To preserve some continuity with the past, the old portico was retained and moved further along Eastgate Street where it still stands today as the entrance to the Eastgate Shopping Centre.
The building of a new market and shopping arcade caused a lot of excitement in the local papers.
When the first stage opened in 1971, the Gloucester Journal reporter wrote that it was "bright without being brash" and "had been given a touch of luxury with a carpeted second floor".
Gloucester has a long tradition of markets that dates back into the 12th Century and probably much earlier. Originally each of the gate streets had markets often concentrating on a particular sort of product.
Street names can give us a clue about the history of the street. Bull Lane is at the top of Westgate Street, just where the records suggest that there were lots of butcher's shops in medieval times.

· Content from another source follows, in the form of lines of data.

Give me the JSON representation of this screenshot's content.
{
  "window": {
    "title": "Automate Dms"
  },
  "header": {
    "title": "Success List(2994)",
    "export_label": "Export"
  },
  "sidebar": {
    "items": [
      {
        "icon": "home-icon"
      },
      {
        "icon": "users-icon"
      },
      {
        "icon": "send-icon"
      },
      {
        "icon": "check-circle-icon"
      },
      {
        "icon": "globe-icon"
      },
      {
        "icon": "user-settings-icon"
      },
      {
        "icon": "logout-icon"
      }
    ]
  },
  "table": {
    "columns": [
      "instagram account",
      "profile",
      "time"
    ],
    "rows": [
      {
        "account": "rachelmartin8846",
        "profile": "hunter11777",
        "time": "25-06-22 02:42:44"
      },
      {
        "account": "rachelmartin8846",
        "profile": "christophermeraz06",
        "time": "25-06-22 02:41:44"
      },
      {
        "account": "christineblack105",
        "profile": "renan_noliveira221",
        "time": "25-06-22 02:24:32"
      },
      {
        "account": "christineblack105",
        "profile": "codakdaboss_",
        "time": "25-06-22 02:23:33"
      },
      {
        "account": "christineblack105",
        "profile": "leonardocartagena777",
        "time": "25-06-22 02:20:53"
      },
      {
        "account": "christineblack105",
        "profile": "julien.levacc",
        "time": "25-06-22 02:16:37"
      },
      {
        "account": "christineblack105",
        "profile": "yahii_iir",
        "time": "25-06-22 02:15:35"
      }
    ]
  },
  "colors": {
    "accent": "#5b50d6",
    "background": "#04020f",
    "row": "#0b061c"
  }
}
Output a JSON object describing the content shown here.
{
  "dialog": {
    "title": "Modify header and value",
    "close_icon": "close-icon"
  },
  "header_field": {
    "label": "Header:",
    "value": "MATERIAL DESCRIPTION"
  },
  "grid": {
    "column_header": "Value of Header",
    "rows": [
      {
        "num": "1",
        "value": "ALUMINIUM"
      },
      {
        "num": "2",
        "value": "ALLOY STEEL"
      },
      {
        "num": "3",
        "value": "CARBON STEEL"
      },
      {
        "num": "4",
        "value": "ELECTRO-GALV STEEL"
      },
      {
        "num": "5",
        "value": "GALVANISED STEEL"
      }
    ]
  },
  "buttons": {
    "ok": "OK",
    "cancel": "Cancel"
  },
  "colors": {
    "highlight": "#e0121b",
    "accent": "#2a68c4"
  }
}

The Oxebode or Oxbody Lane, leading to King's Square had a history of livestock sales well into the 20th Century.
Sometimes an individual product had such a commercial importance that it was sold from a specific building.
In other cases an existing building was adapted so The Kings Board, which probably started life as an open air chapel, was used as a cheese and butter market by the late 16th Century. This building has survived and now stands in Hillfield Gardens. By the late 1780s the markets were concentrated into two sites in Southgate Street and Eastgate Street.